You remember Peter Arnett, right? He was the "journalist" that MSNBC and NBC fired in April 2003 after "...the journalist told state-run Iraqi TV that the U.S.-led coalition’s initial war plan had failed and that reports from Baghdad about civilian casualties had helped antiwar protesters undermine the Bush administration’s strategy" according to an Associated Press report reprinted here.

Wonder why CNN didn't have this?

Good riddance, I say.

Quick Hitter About the EU

CNN has a piece on their website (here) about how some European astronauts are going to take a copy of the EU's constitution into space with them.

Now, if we could only put all the EU bureaucrats on that same rocket and launch them into space...

Oh, wait. CNN reports that the astronauts plan on bringing the charter back with them.

Never mind.

End the "Gentleman's Filibuster"

"Filibuster" is one of those odd words that most people are familiar with. It conjures images of the Senate chamber in the 1950s with some Senator reading from a telephone book to block a piece of Senate business.

The sad fact is that used to be a filibuster. Today we have the "gentleman's filibuster" - and it is being used to obstruct business in the Senate, particularly when it comes to judicial nominees.

Traditionally the filibuster was a measure of last resort. It is a drastic measure intended to prevent a particular piece of business from coming to the floor. It signaled one side's commitment to blocking that piece of business. The catch was that they actually had to get down on the floor and actually filibuster. Basically, it's a contest to see who will blink first.

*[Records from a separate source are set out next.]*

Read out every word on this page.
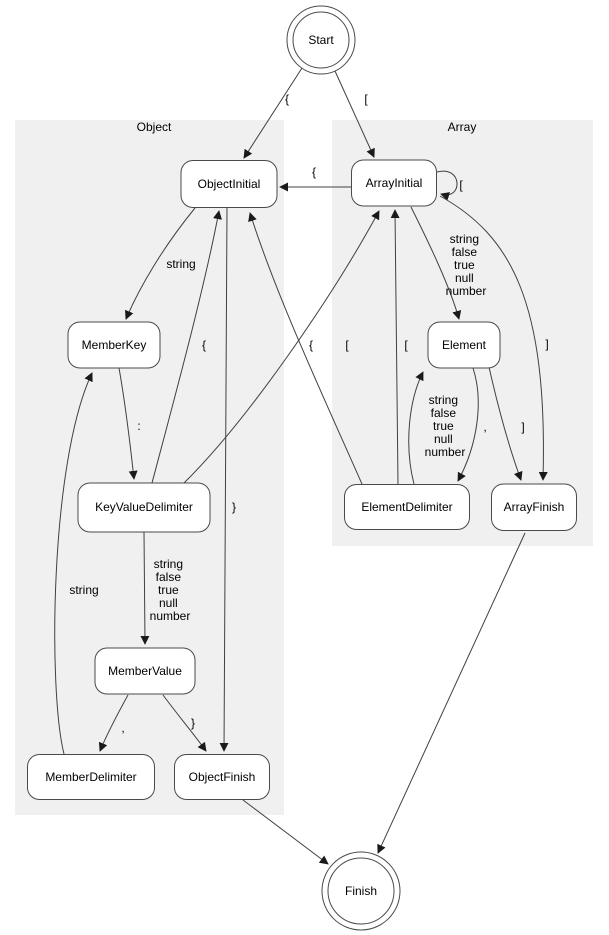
Object	Array
{	[
{
[
string
}
string false true null number
]
:
{	[
string false true null number
,	]
string false true null number
{	[
,	}
string
Start
ObjectInitial	ArrayInitial
MemberKey	Element
KeyValueDelimiter	ElementDelimiter	ArrayFinish
MemberValue
MemberDelimiter	ObjectFinish
Finish
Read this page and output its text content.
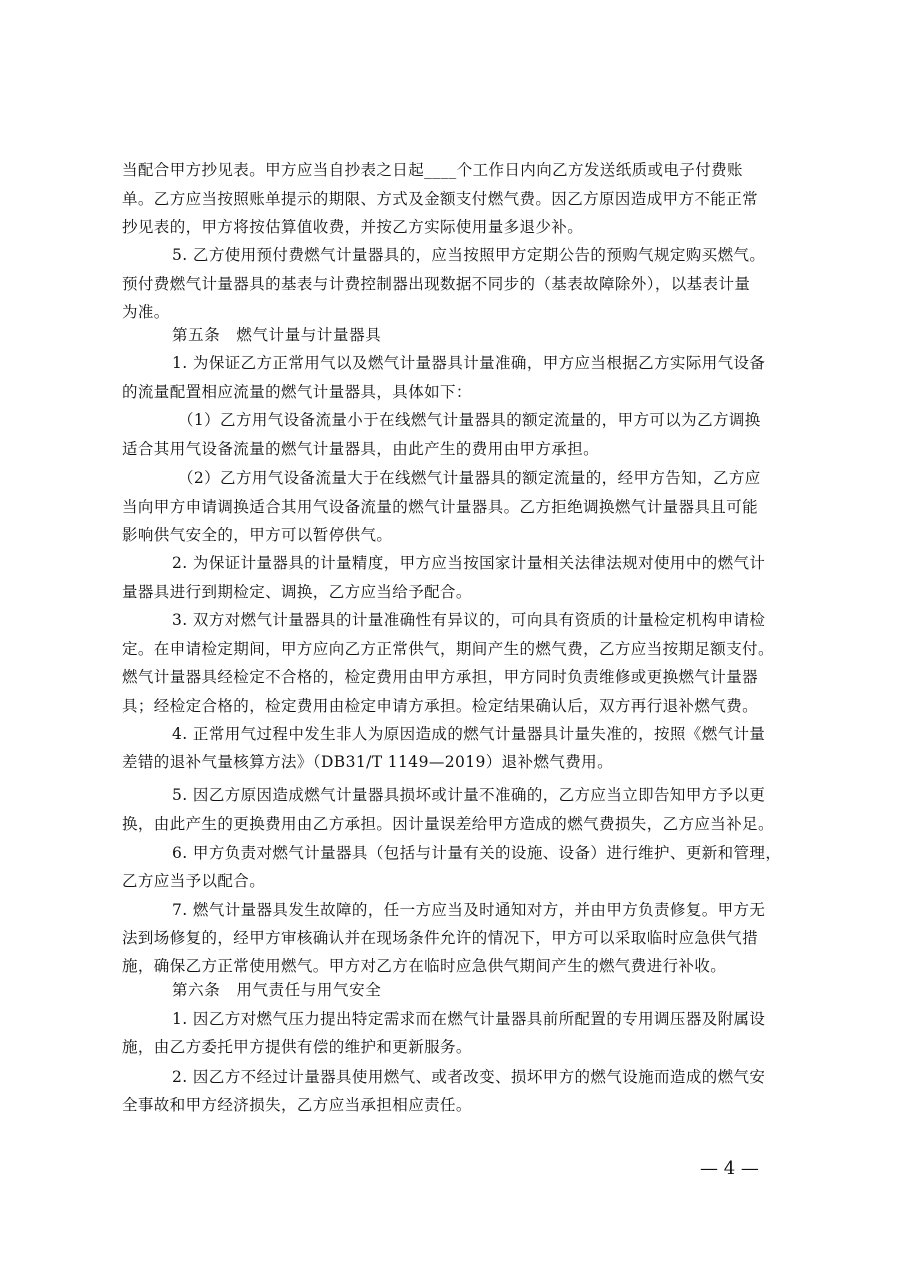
当配合甲方抄见表。甲方应当自抄表之日起____个工作日内向乙方发送纸质或电子付费账
单。乙方应当按照账单提示的期限、方式及金额支付燃气费。因乙方原因造成甲方不能正常
抄见表的，甲方将按估算值收费，并按乙方实际使用量多退少补。
5. 乙方使用预付费燃气计量器具的，应当按照甲方定期公告的预购气规定购买燃气。
预付费燃气计量器具的基表与计费控制器出现数据不同步的（基表故障除外），以基表计量
为准。
第五条　燃气计量与计量器具
1. 为保证乙方正常用气以及燃气计量器具计量准确，甲方应当根据乙方实际用气设备
的流量配置相应流量的燃气计量器具，具体如下：
（1）乙方用气设备流量小于在线燃气计量器具的额定流量的，甲方可以为乙方调换
适合其用气设备流量的燃气计量器具，由此产生的费用由甲方承担。
（2）乙方用气设备流量大于在线燃气计量器具的额定流量的，经甲方告知，乙方应
当向甲方申请调换适合其用气设备流量的燃气计量器具。乙方拒绝调换燃气计量器具且可能
影响供气安全的，甲方可以暂停供气。
2. 为保证计量器具的计量精度，甲方应当按国家计量相关法律法规对使用中的燃气计
量器具进行到期检定、调换，乙方应当给予配合。
3. 双方对燃气计量器具的计量准确性有异议的，可向具有资质的计量检定机构申请检
定。在申请检定期间，甲方应向乙方正常供气，期间产生的燃气费，乙方应当按期足额支付。
燃气计量器具经检定不合格的，检定费用由甲方承担，甲方同时负责维修或更换燃气计量器
具；经检定合格的，检定费用由检定申请方承担。检定结果确认后，双方再行退补燃气费。
4. 正常用气过程中发生非人为原因造成的燃气计量器具计量失准的，按照《燃气计量
差错的退补气量核算方法》（DB31/T 1149—2019）退补燃气费用。
5. 因乙方原因造成燃气计量器具损坏或计量不准确的，乙方应当立即告知甲方予以更
换，由此产生的更换费用由乙方承担。因计量误差给甲方造成的燃气费损失，乙方应当补足。
6. 甲方负责对燃气计量器具（包括与计量有关的设施、设备）进行维护、更新和管理，
乙方应当予以配合。
7. 燃气计量器具发生故障的，任一方应当及时通知对方，并由甲方负责修复。甲方无
法到场修复的，经甲方审核确认并在现场条件允许的情况下，甲方可以采取临时应急供气措
施，确保乙方正常使用燃气。甲方对乙方在临时应急供气期间产生的燃气费进行补收。
第六条　用气责任与用气安全
1. 因乙方对燃气压力提出特定需求而在燃气计量器具前所配置的专用调压器及附属设
施，由乙方委托甲方提供有偿的维护和更新服务。
2. 因乙方不经过计量器具使用燃气、或者改变、损坏甲方的燃气设施而造成的燃气安
全事故和甲方经济损失，乙方应当承担相应责任。
— 4 —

With the "gentleman's filibuster", all a Senator has to do is signal his intent to filibuster and that blocks that particular bill (or nominee, as the case may be) from a floor vote. The problems with this rule are so axiomatic, I'm not sure I can explain it any more clearly.

Let me try: Imagine you're at an auction, and an item which you wish to purchase comes up for bid. Now, in a real auction, I would actually have to bid against you to win the right to purchase the item for an indicated price. But let's say Sotheby's rules were like the Senate's. Say when that item came up for a bid, I signaled my intent to pay 10 million dollars for it. Recognizing how serious I am about purchasing this item, you decide not to bid. And then I walk up and purchase the item for a dollar.

This is what the "gentleman's filibuster" allows Senators to do. It allows them to block legislation or nominees without going through the tiresome business of actually blocking it. I think the potential for abuse is fairly clear. It allows even one Senator to hold any piece of business hostage.

This is very un-republican (remember, the United States is not repeat not a democracy) and the practice should be abolished.